Eliminating Majority Illusions

An opinion illusion refers to a phenomenon in social networks where agents may witness distributions of opinions among their neighbours that do not accurately reflect the true distribution of opinions in the population as a whole. A specific case of this occurs when there are only two possible choices, such as whether to receive the COVID-19 vaccine or vote on EU membership, which is commonly referred to as a majority illusion. In this work, we study the topological properties of social networks that lead to opinion illusions and focus on minimizing the number of agents that need to be influenced to eliminate these illusions. To do so, we propose an initial, but systematic study of the algorithmic behaviour of this problem. We show that the problem is NP-hard even for underlying topologies that are rather restrictive, being planar and of bounded diameter. We then look for exact algorithms that scale well as the input grows (FPT).

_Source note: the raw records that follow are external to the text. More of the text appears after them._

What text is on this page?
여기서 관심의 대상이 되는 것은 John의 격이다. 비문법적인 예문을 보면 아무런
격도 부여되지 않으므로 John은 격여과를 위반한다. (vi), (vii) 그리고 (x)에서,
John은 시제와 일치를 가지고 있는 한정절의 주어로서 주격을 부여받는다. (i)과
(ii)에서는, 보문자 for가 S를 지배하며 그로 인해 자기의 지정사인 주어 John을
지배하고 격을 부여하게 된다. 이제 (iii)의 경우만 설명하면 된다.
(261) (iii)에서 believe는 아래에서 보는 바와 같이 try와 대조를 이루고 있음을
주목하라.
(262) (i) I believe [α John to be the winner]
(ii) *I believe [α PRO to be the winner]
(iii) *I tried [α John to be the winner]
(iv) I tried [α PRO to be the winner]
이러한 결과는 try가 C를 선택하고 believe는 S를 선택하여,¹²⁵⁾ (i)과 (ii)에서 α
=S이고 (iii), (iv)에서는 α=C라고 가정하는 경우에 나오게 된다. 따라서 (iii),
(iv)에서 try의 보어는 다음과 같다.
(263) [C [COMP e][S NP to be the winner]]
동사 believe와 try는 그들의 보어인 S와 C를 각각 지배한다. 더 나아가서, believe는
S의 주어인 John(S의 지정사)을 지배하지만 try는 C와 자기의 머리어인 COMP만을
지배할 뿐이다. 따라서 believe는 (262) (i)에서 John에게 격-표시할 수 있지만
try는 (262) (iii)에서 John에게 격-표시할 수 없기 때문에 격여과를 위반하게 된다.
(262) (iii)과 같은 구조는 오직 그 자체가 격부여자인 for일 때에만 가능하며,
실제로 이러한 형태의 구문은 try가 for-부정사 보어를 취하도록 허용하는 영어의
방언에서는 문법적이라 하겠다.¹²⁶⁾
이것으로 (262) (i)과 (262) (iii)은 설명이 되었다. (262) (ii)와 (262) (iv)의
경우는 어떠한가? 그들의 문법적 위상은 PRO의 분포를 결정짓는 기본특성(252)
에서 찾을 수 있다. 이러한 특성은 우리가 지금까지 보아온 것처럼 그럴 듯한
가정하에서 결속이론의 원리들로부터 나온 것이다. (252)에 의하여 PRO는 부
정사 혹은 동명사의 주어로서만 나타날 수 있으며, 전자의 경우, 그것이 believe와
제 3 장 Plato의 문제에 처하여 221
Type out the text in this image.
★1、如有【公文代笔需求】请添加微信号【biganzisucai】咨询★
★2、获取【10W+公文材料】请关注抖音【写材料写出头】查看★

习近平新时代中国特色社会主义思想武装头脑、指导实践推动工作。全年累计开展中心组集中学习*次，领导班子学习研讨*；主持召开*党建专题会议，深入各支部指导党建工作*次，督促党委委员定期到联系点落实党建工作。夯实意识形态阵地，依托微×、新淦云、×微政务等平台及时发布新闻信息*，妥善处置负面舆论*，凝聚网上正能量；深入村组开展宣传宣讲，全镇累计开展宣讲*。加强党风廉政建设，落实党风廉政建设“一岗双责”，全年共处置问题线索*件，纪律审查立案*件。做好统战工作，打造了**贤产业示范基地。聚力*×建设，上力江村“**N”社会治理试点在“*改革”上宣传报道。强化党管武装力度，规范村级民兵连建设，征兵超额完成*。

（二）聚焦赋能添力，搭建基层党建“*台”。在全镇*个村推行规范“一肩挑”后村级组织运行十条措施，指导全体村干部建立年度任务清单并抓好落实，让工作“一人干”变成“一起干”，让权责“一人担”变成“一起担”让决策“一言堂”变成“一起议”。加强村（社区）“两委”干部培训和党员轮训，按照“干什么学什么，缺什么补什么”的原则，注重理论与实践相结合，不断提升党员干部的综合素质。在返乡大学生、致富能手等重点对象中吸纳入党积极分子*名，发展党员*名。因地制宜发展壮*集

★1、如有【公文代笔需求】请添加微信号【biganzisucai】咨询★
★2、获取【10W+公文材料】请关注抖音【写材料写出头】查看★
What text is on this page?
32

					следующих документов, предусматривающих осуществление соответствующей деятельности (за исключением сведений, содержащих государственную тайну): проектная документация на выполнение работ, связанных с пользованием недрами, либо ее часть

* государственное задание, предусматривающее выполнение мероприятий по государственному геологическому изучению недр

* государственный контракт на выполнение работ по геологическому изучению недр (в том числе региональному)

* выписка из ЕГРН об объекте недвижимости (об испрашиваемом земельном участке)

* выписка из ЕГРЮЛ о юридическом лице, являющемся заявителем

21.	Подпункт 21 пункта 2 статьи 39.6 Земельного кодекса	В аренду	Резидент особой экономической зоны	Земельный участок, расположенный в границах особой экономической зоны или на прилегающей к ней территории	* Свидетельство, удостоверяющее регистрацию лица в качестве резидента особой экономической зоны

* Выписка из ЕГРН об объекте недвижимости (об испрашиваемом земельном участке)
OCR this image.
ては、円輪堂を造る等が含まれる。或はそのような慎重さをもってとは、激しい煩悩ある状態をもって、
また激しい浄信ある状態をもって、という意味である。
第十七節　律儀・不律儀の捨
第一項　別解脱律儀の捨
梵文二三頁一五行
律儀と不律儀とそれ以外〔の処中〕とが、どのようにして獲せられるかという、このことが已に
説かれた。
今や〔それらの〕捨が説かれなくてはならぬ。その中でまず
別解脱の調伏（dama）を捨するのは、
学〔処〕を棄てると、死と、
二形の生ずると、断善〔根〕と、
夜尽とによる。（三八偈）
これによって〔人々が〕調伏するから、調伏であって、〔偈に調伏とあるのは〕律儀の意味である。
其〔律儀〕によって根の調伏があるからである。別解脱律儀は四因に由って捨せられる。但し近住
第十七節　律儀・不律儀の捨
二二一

We argue the in-existence of such algorithms even when the number of vertices that must be influenced is bounded, or when the social network is arranged in a ``path-like'' fashion (has bounded pathwidth). On the positive side, we present an FPT algorithm for networks with ``star-like'' structure (bounded vertex cover number). Finally, we construct an FPT algorithm for ``tree-like'' networks (bounded treewidth) when the number of vertices that must be influenced is bounded. This algorithm is then used to provide a PTAS for planar graphs.